Chirac Does a Very Un-French Thing

Author: 
Sarah Whalen, Special to Arab News
Publication Date: 
Thu, 2004-01-01 03:00

NEW ORLEANS, LA, 1 January 2004 — Last week, the Western press made an odd announcement — that secularism needed “protection” from Muslim women’s veils. And so French President Jacques Chirac did what radical right extremists and anti-immigrant politicians like Jean-Marie Le Pen have always wanted to do, but were previously unable to do — ban the veil, this time in classrooms, and tomorrow in private businesses. Piece by piece, step by step, the French, former guarantors of universal liberty, egalitarianism, and brotherhood, have placed into motion a process guaranteed only to destroy religious freedom and chill religious speech.

It is strange that France, so renowned for its aesthetics, chose to focus its restrictions on women and one distinctive item of women’s fashion. In fact, anyone who has shopped in the Middle East knows that some of the most beautiful of the now-banned veils come directly from France, and are manufactured under the license of some of the top French fashion houses. It is also strange that France exports abroad for money the same thing that it now forbids at home. How come?

Because what is indispensible fashion in much of the Middle East is now seen as a political weapon in the West. Some Muslim women writing in the Western press wonder whether the “veil” they frequently reject wearing is an endangering badge of Islamic courage or a barrier to interfaith dialogue. But properly understood, the veil is neither.

Nor is it really a “veil.” Veils cover and obscure the female face, and nothing in Islam requires this, although sometimes veils are worn. What Islam does require, through combined readings of the Holy Qur’an, Sunnah and Hadith (narrations about the Prophet, peace be upon him, and his companions), is modesty in dressing for both men and women. And throughout much of the Muslim world, this means loose, comfortable clothing and a headcovering of some kind for both sexes.

Headcovering done in obedience to God’s will is hardly unique to Islam. Both Judaism and Christianity have long traditions of headcovering. With Western industrialization and the rise of a powerful Euro-American secularism, headcovering has been gradually dispensed with, even in church and synagogue.

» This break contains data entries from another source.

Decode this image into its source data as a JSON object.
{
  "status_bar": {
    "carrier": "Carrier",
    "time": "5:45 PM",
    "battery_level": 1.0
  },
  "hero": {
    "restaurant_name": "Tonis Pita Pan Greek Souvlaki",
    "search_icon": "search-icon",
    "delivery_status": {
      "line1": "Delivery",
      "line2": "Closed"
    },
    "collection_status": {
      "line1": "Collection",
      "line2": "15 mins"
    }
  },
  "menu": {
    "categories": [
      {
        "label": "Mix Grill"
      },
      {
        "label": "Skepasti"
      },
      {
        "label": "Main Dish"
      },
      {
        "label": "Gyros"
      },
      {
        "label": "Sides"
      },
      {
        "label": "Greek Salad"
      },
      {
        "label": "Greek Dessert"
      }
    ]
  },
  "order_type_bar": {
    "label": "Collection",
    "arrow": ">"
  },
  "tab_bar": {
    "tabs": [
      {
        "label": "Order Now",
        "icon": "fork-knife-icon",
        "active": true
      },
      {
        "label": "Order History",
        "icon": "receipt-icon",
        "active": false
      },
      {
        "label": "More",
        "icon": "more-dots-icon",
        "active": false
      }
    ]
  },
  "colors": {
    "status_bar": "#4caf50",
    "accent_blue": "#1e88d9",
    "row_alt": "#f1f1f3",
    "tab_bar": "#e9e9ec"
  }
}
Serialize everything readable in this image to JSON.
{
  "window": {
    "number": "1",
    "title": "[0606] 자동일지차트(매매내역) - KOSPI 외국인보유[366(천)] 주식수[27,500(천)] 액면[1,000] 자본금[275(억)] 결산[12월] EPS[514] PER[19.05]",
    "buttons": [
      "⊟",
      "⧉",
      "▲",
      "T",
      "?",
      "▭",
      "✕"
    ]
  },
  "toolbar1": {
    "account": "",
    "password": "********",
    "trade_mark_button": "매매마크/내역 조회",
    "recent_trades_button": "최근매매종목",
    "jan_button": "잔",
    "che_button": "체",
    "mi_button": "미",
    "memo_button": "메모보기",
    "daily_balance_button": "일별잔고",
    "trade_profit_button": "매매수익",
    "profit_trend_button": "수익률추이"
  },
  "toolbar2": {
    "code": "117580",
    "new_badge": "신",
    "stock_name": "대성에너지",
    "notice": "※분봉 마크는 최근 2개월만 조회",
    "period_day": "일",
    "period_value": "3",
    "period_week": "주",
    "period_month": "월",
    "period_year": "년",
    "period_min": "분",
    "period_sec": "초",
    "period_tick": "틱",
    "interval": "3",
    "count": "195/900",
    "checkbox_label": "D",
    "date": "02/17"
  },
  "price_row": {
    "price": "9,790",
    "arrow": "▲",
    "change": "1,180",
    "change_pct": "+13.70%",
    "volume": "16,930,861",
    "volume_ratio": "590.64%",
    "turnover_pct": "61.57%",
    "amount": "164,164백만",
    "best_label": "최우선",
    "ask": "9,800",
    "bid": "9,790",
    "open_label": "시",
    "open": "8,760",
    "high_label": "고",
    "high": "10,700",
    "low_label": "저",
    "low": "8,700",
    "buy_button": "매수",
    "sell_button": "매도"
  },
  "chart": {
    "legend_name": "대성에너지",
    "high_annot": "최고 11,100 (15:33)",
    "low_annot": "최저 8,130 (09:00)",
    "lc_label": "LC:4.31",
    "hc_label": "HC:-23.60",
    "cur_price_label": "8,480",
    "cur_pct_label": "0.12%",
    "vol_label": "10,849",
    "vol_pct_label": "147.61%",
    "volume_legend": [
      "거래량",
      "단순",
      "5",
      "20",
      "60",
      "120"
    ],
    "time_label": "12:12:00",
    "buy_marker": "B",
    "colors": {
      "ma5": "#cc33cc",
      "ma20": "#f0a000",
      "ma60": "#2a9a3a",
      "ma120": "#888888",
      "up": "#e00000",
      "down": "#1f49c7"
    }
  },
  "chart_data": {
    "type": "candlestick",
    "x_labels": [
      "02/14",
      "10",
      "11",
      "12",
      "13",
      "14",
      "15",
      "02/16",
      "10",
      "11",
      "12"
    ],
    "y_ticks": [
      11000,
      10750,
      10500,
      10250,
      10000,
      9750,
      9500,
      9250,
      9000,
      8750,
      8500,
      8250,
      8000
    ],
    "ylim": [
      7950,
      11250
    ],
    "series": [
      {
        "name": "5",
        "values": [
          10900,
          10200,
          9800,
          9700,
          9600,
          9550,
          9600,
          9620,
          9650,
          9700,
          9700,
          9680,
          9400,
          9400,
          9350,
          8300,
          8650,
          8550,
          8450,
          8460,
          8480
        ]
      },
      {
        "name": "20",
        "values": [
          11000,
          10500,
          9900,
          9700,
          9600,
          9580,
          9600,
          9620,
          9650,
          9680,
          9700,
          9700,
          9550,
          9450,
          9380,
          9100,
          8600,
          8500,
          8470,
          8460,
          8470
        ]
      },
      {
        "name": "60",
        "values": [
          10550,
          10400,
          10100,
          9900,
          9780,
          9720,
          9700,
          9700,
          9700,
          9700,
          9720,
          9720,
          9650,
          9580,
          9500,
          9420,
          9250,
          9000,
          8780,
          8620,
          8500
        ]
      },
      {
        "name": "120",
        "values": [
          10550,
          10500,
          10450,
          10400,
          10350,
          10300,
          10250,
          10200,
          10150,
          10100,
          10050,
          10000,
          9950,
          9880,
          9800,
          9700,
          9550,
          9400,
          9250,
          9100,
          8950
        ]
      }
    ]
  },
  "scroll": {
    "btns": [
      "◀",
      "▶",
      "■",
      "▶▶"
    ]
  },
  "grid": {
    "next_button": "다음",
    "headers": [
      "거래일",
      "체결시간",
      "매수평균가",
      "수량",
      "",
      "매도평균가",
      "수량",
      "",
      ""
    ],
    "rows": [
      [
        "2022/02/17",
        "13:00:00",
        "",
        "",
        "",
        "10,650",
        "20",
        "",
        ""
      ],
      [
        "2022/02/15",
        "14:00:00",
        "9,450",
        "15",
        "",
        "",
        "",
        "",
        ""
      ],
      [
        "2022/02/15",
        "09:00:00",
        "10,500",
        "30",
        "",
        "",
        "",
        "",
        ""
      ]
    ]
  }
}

And yet well into the 1960s, many US Catholic women still wore chin- and shoulder-length lace mantillas to mass. Failure to wear one, or the shorter “chapel veil” or a hat, often resulted in the “nun patrol” dropping unfolded napkins on the uncovered heads of female worshipers.

One might argue that requiring a headcovering once a week is different from requiring one all the time, but Muslims believe that they are constantly in God’s presence, and so the headcovering is, ideally, a continuous and prominent feature of Islamic life, rather than just a worship “occasion” accessory.

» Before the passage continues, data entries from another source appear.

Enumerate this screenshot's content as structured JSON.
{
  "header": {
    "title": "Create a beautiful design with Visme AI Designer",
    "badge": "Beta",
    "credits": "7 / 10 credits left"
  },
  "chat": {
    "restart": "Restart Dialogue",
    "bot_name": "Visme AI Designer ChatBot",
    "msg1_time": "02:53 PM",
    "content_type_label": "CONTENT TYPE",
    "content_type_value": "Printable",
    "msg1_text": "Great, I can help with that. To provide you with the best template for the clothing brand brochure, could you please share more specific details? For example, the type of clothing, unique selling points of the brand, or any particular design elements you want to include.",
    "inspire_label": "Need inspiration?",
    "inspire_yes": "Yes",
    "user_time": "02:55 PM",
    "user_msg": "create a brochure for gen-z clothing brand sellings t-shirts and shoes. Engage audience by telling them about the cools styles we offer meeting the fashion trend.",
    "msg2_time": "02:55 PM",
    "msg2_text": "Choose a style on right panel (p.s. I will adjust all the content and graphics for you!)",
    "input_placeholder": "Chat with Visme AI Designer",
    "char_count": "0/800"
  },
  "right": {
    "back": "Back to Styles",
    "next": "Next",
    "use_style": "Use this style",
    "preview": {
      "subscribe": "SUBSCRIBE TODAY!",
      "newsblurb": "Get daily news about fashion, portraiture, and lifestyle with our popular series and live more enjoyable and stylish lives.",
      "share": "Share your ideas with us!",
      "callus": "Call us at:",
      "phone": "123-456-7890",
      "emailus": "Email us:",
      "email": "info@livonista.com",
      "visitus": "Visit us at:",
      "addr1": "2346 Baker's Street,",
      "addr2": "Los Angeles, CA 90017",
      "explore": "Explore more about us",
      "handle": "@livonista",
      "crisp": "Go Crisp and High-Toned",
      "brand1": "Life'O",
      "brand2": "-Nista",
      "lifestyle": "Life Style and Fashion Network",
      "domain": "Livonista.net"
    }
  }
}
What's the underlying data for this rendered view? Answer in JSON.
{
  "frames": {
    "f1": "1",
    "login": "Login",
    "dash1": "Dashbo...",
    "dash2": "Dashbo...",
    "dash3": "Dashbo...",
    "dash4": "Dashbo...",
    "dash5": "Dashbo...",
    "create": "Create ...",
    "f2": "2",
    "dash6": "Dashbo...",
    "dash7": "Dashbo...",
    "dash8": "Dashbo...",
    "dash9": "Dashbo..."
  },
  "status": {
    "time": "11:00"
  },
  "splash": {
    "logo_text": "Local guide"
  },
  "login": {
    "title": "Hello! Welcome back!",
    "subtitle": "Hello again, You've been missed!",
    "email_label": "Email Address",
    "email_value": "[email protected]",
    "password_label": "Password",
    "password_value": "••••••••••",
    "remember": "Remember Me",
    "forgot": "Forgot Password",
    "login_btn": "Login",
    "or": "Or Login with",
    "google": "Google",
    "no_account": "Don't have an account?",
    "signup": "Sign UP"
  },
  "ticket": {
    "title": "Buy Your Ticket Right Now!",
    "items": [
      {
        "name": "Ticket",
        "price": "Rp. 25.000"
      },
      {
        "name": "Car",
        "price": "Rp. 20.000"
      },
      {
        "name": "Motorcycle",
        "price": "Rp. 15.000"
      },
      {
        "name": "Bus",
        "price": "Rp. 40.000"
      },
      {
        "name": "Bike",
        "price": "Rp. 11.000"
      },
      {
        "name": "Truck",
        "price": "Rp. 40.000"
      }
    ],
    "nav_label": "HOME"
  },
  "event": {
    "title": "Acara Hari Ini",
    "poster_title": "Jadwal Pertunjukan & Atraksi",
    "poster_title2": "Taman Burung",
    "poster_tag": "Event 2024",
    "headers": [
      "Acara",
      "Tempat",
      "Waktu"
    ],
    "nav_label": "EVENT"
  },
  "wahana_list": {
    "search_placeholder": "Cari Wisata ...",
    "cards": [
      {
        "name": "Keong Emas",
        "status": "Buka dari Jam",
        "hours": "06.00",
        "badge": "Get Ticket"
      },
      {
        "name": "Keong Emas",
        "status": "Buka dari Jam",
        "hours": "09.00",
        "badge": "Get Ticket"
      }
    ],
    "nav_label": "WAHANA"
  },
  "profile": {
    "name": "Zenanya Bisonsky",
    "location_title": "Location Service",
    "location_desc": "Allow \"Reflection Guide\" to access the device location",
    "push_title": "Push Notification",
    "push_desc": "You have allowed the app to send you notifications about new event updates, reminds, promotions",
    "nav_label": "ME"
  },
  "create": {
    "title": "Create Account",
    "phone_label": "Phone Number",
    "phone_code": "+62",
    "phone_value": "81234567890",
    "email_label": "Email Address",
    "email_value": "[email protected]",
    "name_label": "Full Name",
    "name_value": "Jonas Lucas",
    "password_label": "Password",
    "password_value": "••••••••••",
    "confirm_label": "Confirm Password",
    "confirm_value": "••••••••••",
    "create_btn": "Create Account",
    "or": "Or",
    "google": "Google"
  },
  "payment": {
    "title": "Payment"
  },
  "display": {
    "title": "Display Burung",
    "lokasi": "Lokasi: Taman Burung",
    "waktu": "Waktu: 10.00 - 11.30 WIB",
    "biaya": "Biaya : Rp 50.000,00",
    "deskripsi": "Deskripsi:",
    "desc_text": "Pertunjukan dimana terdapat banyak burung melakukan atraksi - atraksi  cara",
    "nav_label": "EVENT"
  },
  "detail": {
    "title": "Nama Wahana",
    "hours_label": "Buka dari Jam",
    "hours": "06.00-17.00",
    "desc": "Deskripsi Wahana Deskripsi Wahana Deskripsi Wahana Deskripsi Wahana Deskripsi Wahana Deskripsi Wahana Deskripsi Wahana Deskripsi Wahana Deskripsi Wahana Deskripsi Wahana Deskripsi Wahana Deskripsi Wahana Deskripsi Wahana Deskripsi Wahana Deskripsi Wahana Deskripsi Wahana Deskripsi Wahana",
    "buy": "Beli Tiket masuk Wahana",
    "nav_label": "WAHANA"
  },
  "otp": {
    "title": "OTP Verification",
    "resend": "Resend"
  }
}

Headcoverings also are used in Islam to help men and women learn to relate to each other apart from natural human sexual attraction. What infuriates feminists is that Islam gives to men the right and responsibility to decide what they find erotic and stimulating about women.

In cleric-ruled and influenced Islamic states, imposition of the headscarf by law is not so much a tool of oppression as it is a guarantee that women will be protected from presumably unwanted male attention.

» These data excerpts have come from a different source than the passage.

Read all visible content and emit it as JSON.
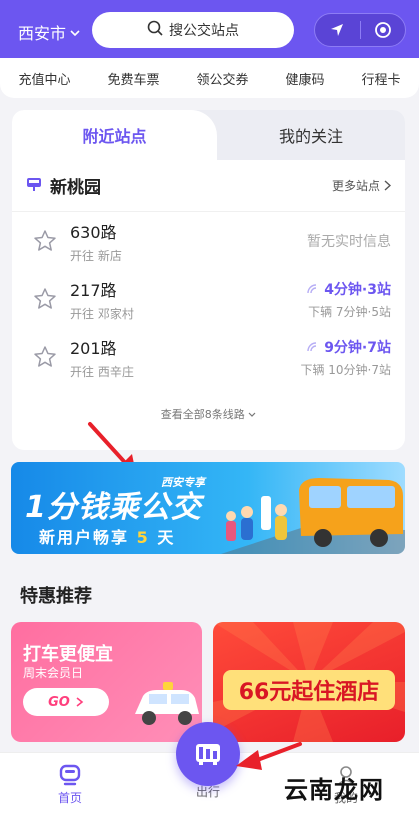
{
  "header": {
    "city": "西安市",
    "search_label": "搜公交站点"
  },
  "quick_links": [
    "充值中心",
    "免费车票",
    "领公交券",
    "健康码",
    "行程卡"
  ],
  "nearby": {
    "tab_active": "附近站点",
    "tab_other": "我的关注",
    "stop_name": "新桃园",
    "more_label": "更多站点",
    "routes": [
      {
        "number": "630路",
        "direction": "开往 新店",
        "status": "暂无实时信息"
      },
      {
        "number": "217路",
        "direction": "开往 邓家村",
        "eta": "4分钟·3站",
        "next": "下辆 7分钟·5站"
      },
      {
        "number": "201路",
        "direction": "开往 西辛庄",
        "eta": "9分钟·7站",
        "next": "下辆 10分钟·7站"
      }
    ],
    "see_all": "查看全部8条线路"
  },
  "banner": {
    "brand": "西安专享",
    "title": "1分钱乘公交",
    "subtitle_a": "新用户畅享",
    "subtitle_num": "5",
    "subtitle_b": "天"
  },
  "promos": {
    "section_title": "特惠推荐",
    "left_title": "打车更便宜",
    "left_sub": "周末会员日",
    "left_go": "GO",
    "right_title": "66元起住酒店"
  },
  "tabbar": {
    "home": "首页",
    "travel": "出行",
    "mine": "我的"
  },
  "watermark": "云南龙网",
  "colors": {
    "brand": "#6c56f0",
    "eta": "#6c56f0",
    "arrow": "#e8202a"
  }
}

Western feminists may scoff, but hair is a sexual “turn on,” as every salon and shampoo company knows, and to preserve everyone’s dignity, many Muslims consider hair to be at its safest for both sexes when it is covered up.

Not all Muslim women throughout the world “cover up,” but many do. Politics may certainly be one factor, pride in Islam another. But for devout Muslims, doing that which is believed pleasing to God should trump these considerations. But there is also much more mundane female discussion about whether “covering up” will attract a good husband seeking a pious wife, or cause a woman to miss out on a better catch who can be seduced by a shiny, bouncy head of uncovered hair. Men in turn wonder whether a woman with a beauteous mane would agree to cover up after marriage, saving that mane solely for him.

Covering up in marriage is nothing less than obedience to the Qur’anic injunction that “the righteous women...guard in (the husband’s absence) what Allah would have them guard,” mainly, their own virtue and, correspondingly, their husbands’ personal reputation. But covering up in general is really the oldest of religious acts, going back to Adam in the Garden, who was stripped of his “raiment” of honor and innocence by Satan to “expose (his) shame.” In mercy, God then bestowed new “raiment” upon Adam’s children “to cover your shame, as well as to be an adornment to you.” But the Qur’an admonishes that “the raiment of righteousness, that is the best.”

Sarah Whalen taught Islamic Law at Temple Law School in Philadelphia, PA, and now teaches at Loyola University School of Law.